Now forty years later the carnies are cursing your name
as Luna Park goes up in flames.

Nikola Tesla would have loved you so.
I saw your grey skin blistering in Edison’s celluloid show.
Like a white dove, like a lost love;
a parting look to leave me lost,
a shock that shook my innocent bones.

The crackle and tangle of wires hung low;
the boiler room was pounding a tattoo below;
I’d have sworn I saw Edison’s ghost through the dust and the gloom,
there in Tesla’s lonely room.

And the sparks flew over Eighth Avenue!
Track Name: Leaving Columbia
The dancefloor’s really heating up tonight,
a slow waltz on a heart of anthracite.
Tarmacadam stuck to our shoes,
drunk on a simmering gasoline perfume.

We are suspended here where the schoolyard used to stand,
and the trees are slowly roasting from the inside.
Always thought this seemed a lovely place to die.

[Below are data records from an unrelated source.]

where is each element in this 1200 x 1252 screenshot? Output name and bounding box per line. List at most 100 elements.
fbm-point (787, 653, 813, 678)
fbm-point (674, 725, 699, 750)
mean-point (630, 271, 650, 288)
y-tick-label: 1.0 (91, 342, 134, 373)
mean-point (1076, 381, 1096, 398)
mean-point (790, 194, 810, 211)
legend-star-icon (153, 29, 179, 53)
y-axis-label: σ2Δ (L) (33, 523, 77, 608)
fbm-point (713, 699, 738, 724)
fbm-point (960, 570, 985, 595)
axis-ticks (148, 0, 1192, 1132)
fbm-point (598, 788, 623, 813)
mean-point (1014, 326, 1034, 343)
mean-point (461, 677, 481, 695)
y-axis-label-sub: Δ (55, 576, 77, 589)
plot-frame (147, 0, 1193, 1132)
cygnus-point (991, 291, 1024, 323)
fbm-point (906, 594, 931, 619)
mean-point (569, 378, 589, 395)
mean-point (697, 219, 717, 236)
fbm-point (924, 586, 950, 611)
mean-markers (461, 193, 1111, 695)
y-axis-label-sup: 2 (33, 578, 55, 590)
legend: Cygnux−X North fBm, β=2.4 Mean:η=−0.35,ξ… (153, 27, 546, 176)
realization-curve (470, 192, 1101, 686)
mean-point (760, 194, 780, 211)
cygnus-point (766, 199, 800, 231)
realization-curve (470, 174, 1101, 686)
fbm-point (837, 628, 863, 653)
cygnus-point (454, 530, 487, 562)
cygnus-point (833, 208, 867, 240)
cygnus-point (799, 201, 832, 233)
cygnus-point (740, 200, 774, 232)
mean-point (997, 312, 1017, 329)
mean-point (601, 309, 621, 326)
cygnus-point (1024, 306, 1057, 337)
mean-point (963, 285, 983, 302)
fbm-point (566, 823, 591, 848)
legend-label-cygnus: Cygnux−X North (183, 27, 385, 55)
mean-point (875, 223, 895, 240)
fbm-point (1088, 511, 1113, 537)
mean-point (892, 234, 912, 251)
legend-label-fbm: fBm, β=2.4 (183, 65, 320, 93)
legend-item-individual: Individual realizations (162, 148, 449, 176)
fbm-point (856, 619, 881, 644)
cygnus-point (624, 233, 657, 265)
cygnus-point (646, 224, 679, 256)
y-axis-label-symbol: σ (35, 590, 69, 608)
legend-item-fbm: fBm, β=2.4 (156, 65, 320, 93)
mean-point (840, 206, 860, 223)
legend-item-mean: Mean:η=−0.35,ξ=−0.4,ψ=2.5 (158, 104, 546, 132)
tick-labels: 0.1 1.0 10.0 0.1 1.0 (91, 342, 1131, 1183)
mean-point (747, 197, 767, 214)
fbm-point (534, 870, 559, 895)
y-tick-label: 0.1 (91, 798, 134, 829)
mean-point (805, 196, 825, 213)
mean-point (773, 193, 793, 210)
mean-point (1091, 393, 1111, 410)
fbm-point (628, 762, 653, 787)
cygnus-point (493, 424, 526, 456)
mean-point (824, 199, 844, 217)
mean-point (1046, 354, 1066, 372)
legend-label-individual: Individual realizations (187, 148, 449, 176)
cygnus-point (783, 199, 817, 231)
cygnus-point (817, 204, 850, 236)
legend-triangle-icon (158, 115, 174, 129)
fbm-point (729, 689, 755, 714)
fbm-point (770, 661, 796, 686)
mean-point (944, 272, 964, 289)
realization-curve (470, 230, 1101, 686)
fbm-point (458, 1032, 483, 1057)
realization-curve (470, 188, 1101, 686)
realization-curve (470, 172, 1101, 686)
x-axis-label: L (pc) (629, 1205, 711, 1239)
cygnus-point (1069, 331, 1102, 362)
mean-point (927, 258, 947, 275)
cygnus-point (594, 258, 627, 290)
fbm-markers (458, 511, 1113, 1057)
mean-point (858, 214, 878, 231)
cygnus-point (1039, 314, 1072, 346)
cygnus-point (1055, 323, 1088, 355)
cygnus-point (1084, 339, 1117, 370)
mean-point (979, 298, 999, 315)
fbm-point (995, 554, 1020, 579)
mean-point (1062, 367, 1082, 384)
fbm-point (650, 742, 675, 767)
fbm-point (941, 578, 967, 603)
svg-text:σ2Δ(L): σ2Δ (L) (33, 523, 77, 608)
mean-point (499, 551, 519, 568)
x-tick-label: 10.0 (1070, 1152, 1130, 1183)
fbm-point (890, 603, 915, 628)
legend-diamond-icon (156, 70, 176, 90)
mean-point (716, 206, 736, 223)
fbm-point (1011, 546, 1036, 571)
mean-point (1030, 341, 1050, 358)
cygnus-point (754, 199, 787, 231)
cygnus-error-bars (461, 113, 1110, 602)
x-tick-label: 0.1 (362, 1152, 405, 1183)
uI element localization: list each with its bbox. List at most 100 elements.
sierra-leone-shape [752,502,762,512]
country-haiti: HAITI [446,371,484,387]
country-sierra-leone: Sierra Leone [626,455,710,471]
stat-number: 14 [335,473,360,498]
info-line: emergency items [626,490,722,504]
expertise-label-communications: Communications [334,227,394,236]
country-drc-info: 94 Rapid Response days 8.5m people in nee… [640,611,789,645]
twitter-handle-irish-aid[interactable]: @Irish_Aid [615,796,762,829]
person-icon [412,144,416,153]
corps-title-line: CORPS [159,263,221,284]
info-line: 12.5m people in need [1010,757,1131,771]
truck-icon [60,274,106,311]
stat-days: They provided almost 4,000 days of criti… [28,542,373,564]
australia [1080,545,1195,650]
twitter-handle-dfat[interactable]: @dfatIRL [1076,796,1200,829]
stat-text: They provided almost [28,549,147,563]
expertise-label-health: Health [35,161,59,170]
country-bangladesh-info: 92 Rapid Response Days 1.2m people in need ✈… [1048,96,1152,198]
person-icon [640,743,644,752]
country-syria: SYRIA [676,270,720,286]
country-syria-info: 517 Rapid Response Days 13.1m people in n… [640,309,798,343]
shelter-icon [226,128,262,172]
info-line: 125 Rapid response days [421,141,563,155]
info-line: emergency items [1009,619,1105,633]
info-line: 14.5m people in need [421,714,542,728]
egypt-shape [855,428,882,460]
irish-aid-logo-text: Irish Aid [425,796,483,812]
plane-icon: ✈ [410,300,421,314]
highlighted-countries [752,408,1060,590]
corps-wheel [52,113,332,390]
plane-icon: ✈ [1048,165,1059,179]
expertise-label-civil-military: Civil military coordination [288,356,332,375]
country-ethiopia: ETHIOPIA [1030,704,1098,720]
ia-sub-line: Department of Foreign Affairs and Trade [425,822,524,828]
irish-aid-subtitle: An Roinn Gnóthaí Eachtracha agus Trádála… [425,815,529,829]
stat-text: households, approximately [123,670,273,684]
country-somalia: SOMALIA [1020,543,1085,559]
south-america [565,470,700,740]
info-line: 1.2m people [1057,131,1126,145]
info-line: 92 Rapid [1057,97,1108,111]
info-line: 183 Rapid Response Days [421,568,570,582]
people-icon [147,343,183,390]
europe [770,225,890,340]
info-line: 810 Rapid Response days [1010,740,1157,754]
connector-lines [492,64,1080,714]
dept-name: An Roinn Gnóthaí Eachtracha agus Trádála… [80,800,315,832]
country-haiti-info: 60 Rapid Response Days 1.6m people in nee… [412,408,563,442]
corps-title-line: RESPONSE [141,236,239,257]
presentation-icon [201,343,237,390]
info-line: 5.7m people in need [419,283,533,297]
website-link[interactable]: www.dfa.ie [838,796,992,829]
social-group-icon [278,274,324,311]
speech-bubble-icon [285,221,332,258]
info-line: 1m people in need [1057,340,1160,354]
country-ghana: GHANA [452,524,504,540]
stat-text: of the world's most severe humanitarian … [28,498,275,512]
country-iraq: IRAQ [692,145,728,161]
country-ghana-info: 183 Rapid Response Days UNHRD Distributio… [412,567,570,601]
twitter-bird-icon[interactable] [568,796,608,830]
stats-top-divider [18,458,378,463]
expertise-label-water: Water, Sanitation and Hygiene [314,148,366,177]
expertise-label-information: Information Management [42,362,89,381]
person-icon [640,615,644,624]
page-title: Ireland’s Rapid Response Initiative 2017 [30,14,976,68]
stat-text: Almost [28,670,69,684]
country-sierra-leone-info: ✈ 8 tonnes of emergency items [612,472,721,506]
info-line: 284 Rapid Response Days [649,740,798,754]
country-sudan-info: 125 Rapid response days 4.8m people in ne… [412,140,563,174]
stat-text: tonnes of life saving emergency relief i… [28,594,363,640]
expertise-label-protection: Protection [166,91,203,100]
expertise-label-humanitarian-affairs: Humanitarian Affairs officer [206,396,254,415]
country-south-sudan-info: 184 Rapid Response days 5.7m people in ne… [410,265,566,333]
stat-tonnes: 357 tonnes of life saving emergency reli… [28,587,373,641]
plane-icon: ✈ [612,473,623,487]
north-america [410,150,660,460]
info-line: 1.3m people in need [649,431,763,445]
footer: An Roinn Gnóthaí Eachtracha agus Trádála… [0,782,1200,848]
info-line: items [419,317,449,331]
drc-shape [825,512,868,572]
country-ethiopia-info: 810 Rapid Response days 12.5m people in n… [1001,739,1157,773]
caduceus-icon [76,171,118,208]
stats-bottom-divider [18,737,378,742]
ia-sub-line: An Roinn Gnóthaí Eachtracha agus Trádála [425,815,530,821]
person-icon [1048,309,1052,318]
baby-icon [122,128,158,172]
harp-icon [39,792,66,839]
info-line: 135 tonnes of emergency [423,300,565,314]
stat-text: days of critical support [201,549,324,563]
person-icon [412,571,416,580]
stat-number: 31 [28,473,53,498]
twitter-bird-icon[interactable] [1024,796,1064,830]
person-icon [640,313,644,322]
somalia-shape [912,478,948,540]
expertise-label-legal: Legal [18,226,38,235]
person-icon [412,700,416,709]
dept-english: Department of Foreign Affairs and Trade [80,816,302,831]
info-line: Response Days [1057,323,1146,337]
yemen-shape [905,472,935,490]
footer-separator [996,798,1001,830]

Say you’ll stay one more summer;
I can face the days with no other.
Though we’ve nothing here, exiled where we stand,
we are castaways, shipwrecked far inland.

An empty town of plaster shells,
a ragged troupe of ne’er-do-wells
stand guard, pledged to remain to the end:
Pennsylvania will never see our kind again.

Say you’ll stay one more summer;
I can face the days with no other.
Though we’ve nothing here, exiled where we stand,
we are castaways, shipwrecked far inland.